I couldn’t find it in me to blame a lifetime of failed attempts at love on a high school breakup, but I’d wondered on and off over the years. We had been kids—ruled by feelings and hormones, as Sabrina had said—so to connect all my hang-ups to Jesse and still be mad at him for it was ridiculous.

Yet every time a smile would spread across that perfect mouth and light up his stupidly handsome face tonight, ridiculous or not, it pissed me off.

I’d always expected to run into him someday, but I’d never seen him again. There had been no reason to be in each other’s towns if we weren’t together anymore, which had given me a much-needed buffer. Not worrying about running into Jessemade it easier to leave my house, not that I’d wanted to those first few weeks.
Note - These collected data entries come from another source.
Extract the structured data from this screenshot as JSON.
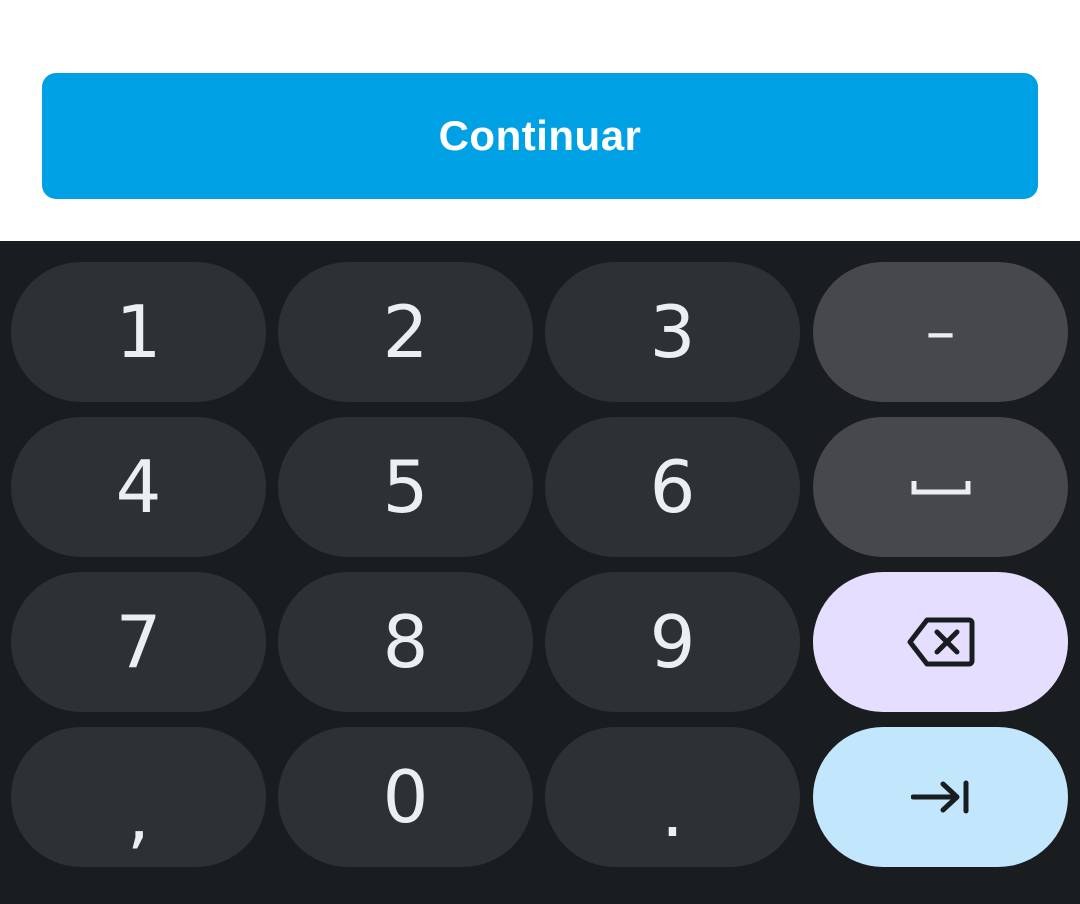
{
  "form": {
    "continue_label": "Continuar",
    "continue_color": "#00a1e4"
  },
  "keyboard": {
    "rows": [
      [
        {
          "label": "1",
          "name": "key-1"
        },
        {
          "label": "2",
          "name": "key-2"
        },
        {
          "label": "3",
          "name": "key-3"
        },
        {
          "label": "–",
          "name": "key-minus"
        }
      ],
      [
        {
          "label": "4",
          "name": "key-4"
        },
        {
          "label": "5",
          "name": "key-5"
        },
        {
          "label": "6",
          "name": "key-6"
        },
        {
          "icon": "space-icon",
          "name": "key-space"
        }
      ],
      [
        {
          "label": "7",
          "name": "key-7"
        },
        {
          "label": "8",
          "name": "key-8"
        },
        {
          "label": "9",
          "name": "key-9"
        },
        {
          "icon": "backspace-icon",
          "name": "key-backspace"
        }
      ],
      [
        {
          "label": ",",
          "name": "key-comma"
        },
        {
          "label": "0",
          "name": "key-0"
        },
        {
          "label": ".",
          "name": "key-period"
        },
        {
          "icon": "next-field-icon",
          "name": "key-next"
        }
      ]
    ],
    "colors": {
      "background": "#1a1d20",
      "key": "#2d3135",
      "function_key": "#46484b",
      "backspace_key": "#e5defe",
      "next_key": "#c2e7fd"
    }
  }
}
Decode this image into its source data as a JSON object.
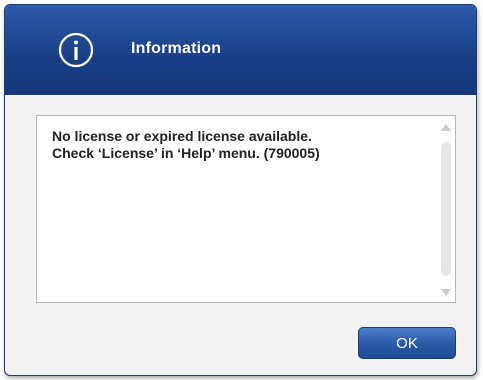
{
  "dialog": {
    "title": "Information",
    "message_line1": "No license or expired license available.",
    "message_line2": "Check ‘License’ in ‘Help’ menu. (790005)",
    "ok_label": "OK",
    "icon": "info-icon"
  },
  "colors": {
    "header": "#183f86",
    "button": "#2a5aa6",
    "background": "#f2f2f2"
  }
}
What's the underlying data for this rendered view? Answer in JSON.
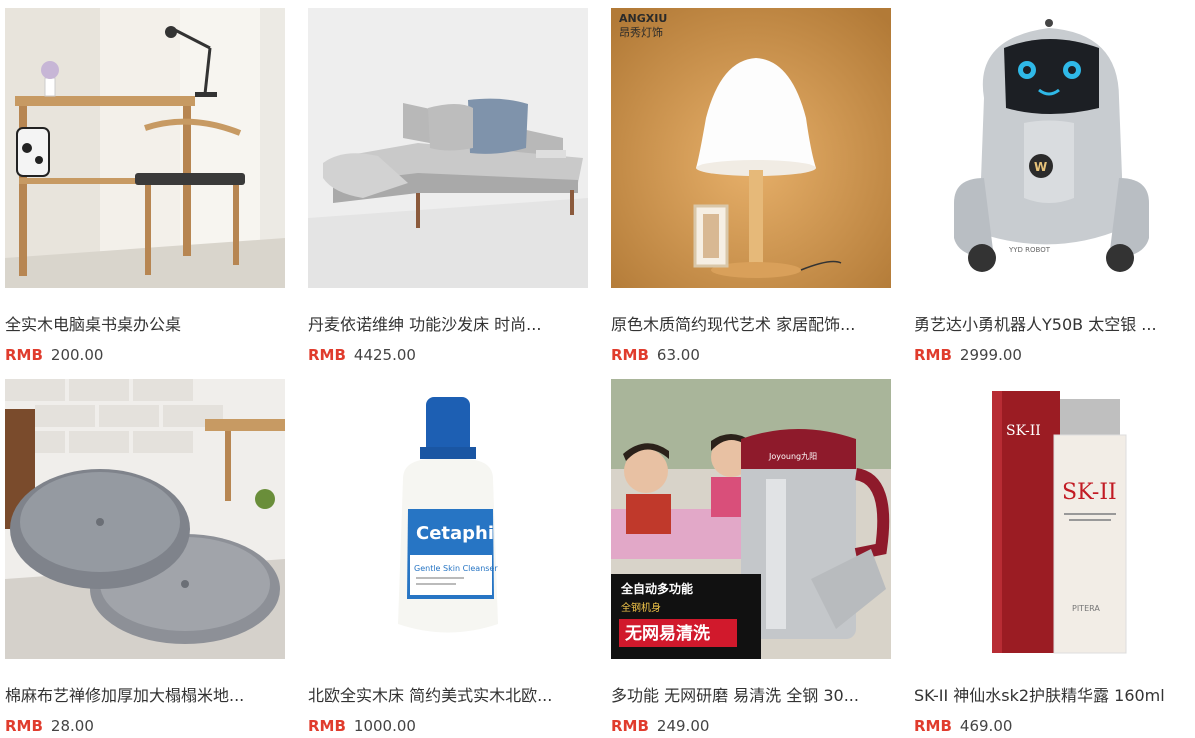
{
  "currency_label": "RMB",
  "accent_color": "#e03c2d",
  "products": [
    {
      "title": "全实木电脑桌书桌办公桌",
      "price": "200.00",
      "image_icon": "desk-chair-image"
    },
    {
      "title": "丹麦依诺维绅 功能沙发床 时尚...",
      "price": "4425.00",
      "image_icon": "sofa-bed-image"
    },
    {
      "title": "原色木质简约现代艺术 家居配饰...",
      "price": "63.00",
      "image_icon": "table-lamp-image",
      "image_brand": "ANGXIU",
      "image_brand_cn": "昂秀灯饰"
    },
    {
      "title": "勇艺达小勇机器人Y50B 太空银 ...",
      "price": "2999.00",
      "image_icon": "robot-image",
      "image_brand": "YYD ROBOT"
    },
    {
      "title": "棉麻布艺禅修加厚加大榻榻米地...",
      "price": "28.00",
      "image_icon": "floor-cushion-image"
    },
    {
      "title": "北欧全实木床 简约美式实木北欧...",
      "price": "1000.00",
      "image_icon": "cleanser-bottle-image",
      "image_brand": "Cetaphil",
      "image_sub": "Gentle Skin Cleanser"
    },
    {
      "title": "多功能 无网研磨 易清洗 全钢 30...",
      "price": "249.00",
      "image_icon": "soymilk-maker-image",
      "image_brand": "Joyoung九阳",
      "image_banner1": "全自动多功能",
      "image_banner2": "全钢机身",
      "image_banner3": "无网易清洗"
    },
    {
      "title": "SK-II 神仙水sk2护肤精华露 160ml",
      "price": "469.00",
      "image_icon": "essence-bottle-image",
      "image_brand": "SK-II",
      "image_sub": "PITERA"
    }
  ]
}
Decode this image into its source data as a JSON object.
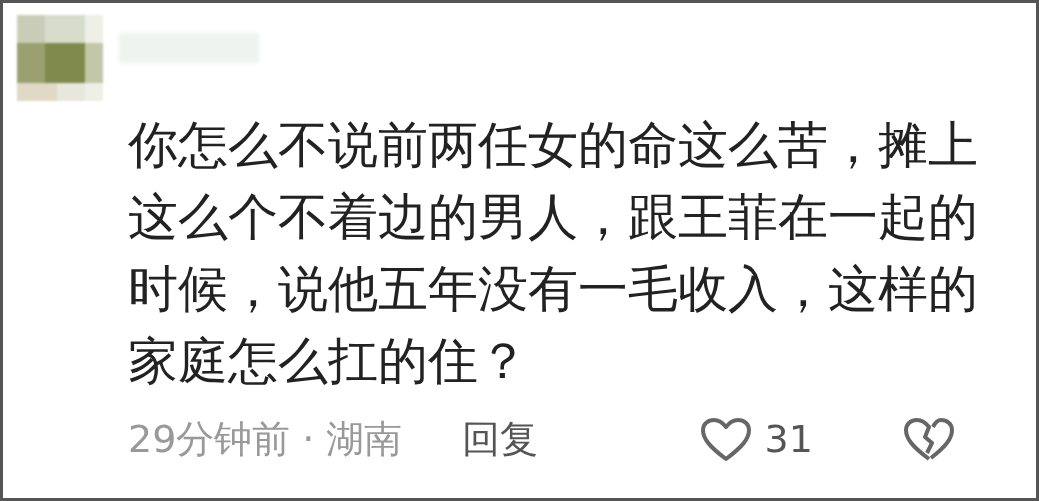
{
  "comment": {
    "text": "你怎么不说前两任女的命这么苦，摊上这么个不着边的男人，跟王菲在一起的时候，说他五年没有一毛收入，这样的家庭怎么扛的住？",
    "time": "29分钟前",
    "separator": "·",
    "location": "湖南",
    "reply": "回复",
    "likes": "31",
    "liked": false
  }
}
Sabrina had lived in the same town as Jesse, almost walking distance to St. Kate’s, but she’d come to see me during holiday breaks from school and summers, or we’d meet halfway somewhere.

She’d never called me out for being the coward I was back then, and I still adored her for it.

Jesse had moved away, or so I’d seen on Facebook when I’d let weakness win and had looked him up a few years ago. The second I’d spotted that damn table card with Jesse’s name on it, despite my best attempts to deny it to Sabrina, all I’d been able to think about was what it would be like to finally see each other again.

Now that I had, it wasn’t so bad. Nice, even. That both relieved and annoyed me. Asking him why he’d run out of my life after all this time was pointless, yet the longer I sat at the table, making small talk with Jesse and Caden as I tried to ignore Sabrina’s side-eye and smirk, the more the question burned in my brain.

“I swear, I still don’t recognize half these people,” Caden mused as his gaze swept over the dance floor.

“Maybe some are just plus-ones,” I offered. It was nice to hear music that I knew most of the words to for a change, aside from in my car and at the grocery store. Sabrina had dragged me to the dance floor a couple of times, and while things weren’t as tense between Jesse and me tonight as I’d expected they would be, a break from the table was welcome.

“Not that I have anyone to bring, but I couldn’t see bringing anyone here.” Caden shook his head before he tipped back his beer bottle.

“Again, you’re the one who suggested we come here,” Jesse said as he narrowed his eyes at Caden.

“Because I was nosy, not excited to come. Two very different levels of motivation.”

“And this is why we always got along.” Sabrina tapped his arm. “So, what’s your story for being without a plus-one?”

“Divorced.” Caden shrugged. “It’s been a couple of years. She got the house, so I’m living in town again. How about you?” He tipped his chin to Sabrina.

“Same. We never worked up to a house, so I guess that’s a good thing.” Sabrina’s smile was always muted whenever she mentioned her divorce. It had been about a year since it was finalized, but the hurt would still flicker across her face whenever anyone would bring it up.

“It sucks. I’m sorry. Whoever he was, he was an asshole.”

Sabrina laughed and bumped her shoulder against his.

“So was she.”

“How about you, Emily?” Caden asked me. “Where is your plus-one tonight?”

Jesse’s head whipped to mine in my periphery. The question, along with his eyes on me, triggered tension across my shoulder blades.